For athletic purposes, your brain is divided into three sections…
Analytical Brain - Emotional Brain - Athletic Brain
Cerebral Cortex… driven by your Analytical Brain and Emotional Brain
Cerebellum… driven by your Athletic Brain
Analytical Brain - Cerebrum
(Conscious Mind)
This substantial part of your brain, which accounts for 83% of its total mass, is responsible for the "how-to figure it out” analytics during skill learning, development, and practice. It also drives the inspired emotional motivation of the “want” and curiosity to solve problems. Your analytical brain includes four key areas that regulate cognition, attention, awareness, and consciousness…
Frontal lobe processes complex thinking, decisions, planning, logic, and reasoning
(Your competitive gene has a significant impact on this part of the brain.)
Parietal lobe processes senses such as touch, taste, and temperature
Temporal lobe processes sound, language, recognition, memory, and objects
Occipital lobe processes light and visual perceptions of shapes and movement
(The occipital lobe has the strongest connection to the athletic brain.)
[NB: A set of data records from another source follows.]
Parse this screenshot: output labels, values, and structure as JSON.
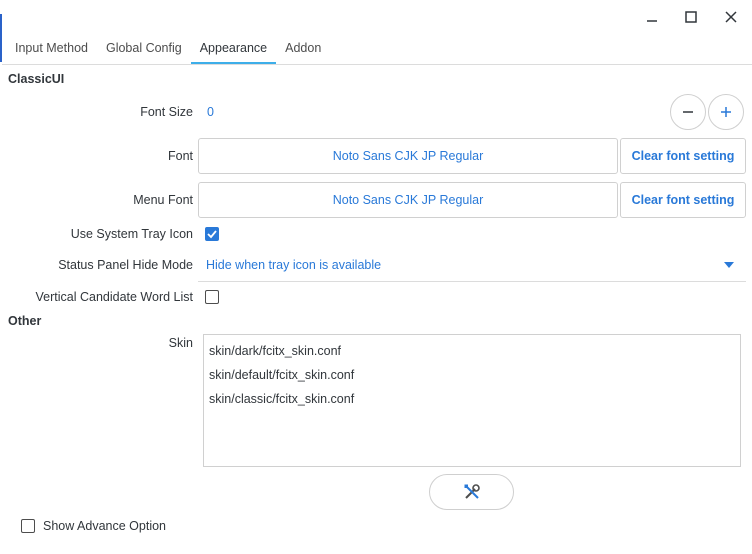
{
  "window": {
    "minimize_icon": "minimize-icon",
    "maximize_icon": "maximize-icon",
    "close_icon": "close-icon"
  },
  "tabs": [
    {
      "label": "Input Method"
    },
    {
      "label": "Global Config"
    },
    {
      "label": "Appearance",
      "active": true
    },
    {
      "label": "Addon"
    }
  ],
  "classicui": {
    "section_title": "ClassicUI",
    "font_size_label": "Font Size",
    "font_size_value": "0",
    "font_label": "Font",
    "font_value": "Noto Sans CJK JP Regular",
    "font_clear": "Clear font setting",
    "menu_font_label": "Menu Font",
    "menu_font_value": "Noto Sans CJK JP Regular",
    "menu_font_clear": "Clear font setting",
    "tray_label": "Use System Tray Icon",
    "tray_checked": true,
    "status_label": "Status Panel Hide Mode",
    "status_value": "Hide when tray icon is available",
    "vertical_label": "Vertical Candidate Word List",
    "vertical_checked": false
  },
  "other": {
    "section_title": "Other",
    "skin_label": "Skin",
    "skins": [
      "skin/dark/fcitx_skin.conf",
      "skin/default/fcitx_skin.conf",
      "skin/classic/fcitx_skin.conf"
    ],
    "configure_icon": "tools-icon"
  },
  "footer": {
    "advance_label": "Show Advance Option",
    "advance_checked": false
  },
  "colors": {
    "accent": "#2979d8",
    "tab_underline": "#3daee9"
  }
}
Emotional Brain - Midbrain
(Subconscious Mind & Unconscious Thoughts)
The midbrain, often referred to as the "emotional brain," is the smallest brain region, accounting for approximately 6% of total brain volume. It regulates emotional responses and functions, including sleep, hormone production, energy balance, metabolism, and electrolyte balance. The midbrain processes sensory information from sight, sound, touch, thirst, and appetite, including "emotional” eating.
Physical and sensory input triggers emotional responses as it moves downward from the top of the brain toward the brainstem and the athletic brain. This input also provides significant behavioral flexibility, encompassing emotions such as happiness, joy, anticipation, curiosity, trust, surprise (both positive and negative), disgust, anger, fear, and sadness, as well as primal emotions.
This mental and emotional flexibility, known as the cognitive control network, enables you to observe events and objects both within and outside your environment. (Memory recall: you are always both the object and the environment.) This flexibility is vital for emotional discernment, helping you distinguish between positive and negative, good and bad, winning and losing, safe and harmful, and love and fear.
Athletic Brain - Cerebellum
(Subconscious Mind & Unconscious Thoughts)
Your athletic brain is located at the back of the brainstem, ideally as far from your analytical brain as possible. In fact, it isn't even directly connected to your analytical or emotional brain. Picture your athletic brain encased in a protective bubble, isolated from all analytical and emotional information. Any data from your analytical and emotional brain must pass through the brainstem, the protective gatekeeper, before reaching your athletic brain. (More to come on Day 25 - Athletic Brain!)
The part of the athletic brain called the cerebellum, often referred to as the “little brain,” shouldn’t be underestimated. Even though it makes up only 10% of the brain’s size, it contains 82-87% of all neurons. Of the brain's total 85 billion neurons, 70 billion are in your athletic brain! While you may be consciously aware of your intentions behind muscle movement, your athletic brain operates quietly within your unconscious thoughts and subconscious mind, enabling smooth muscle movement.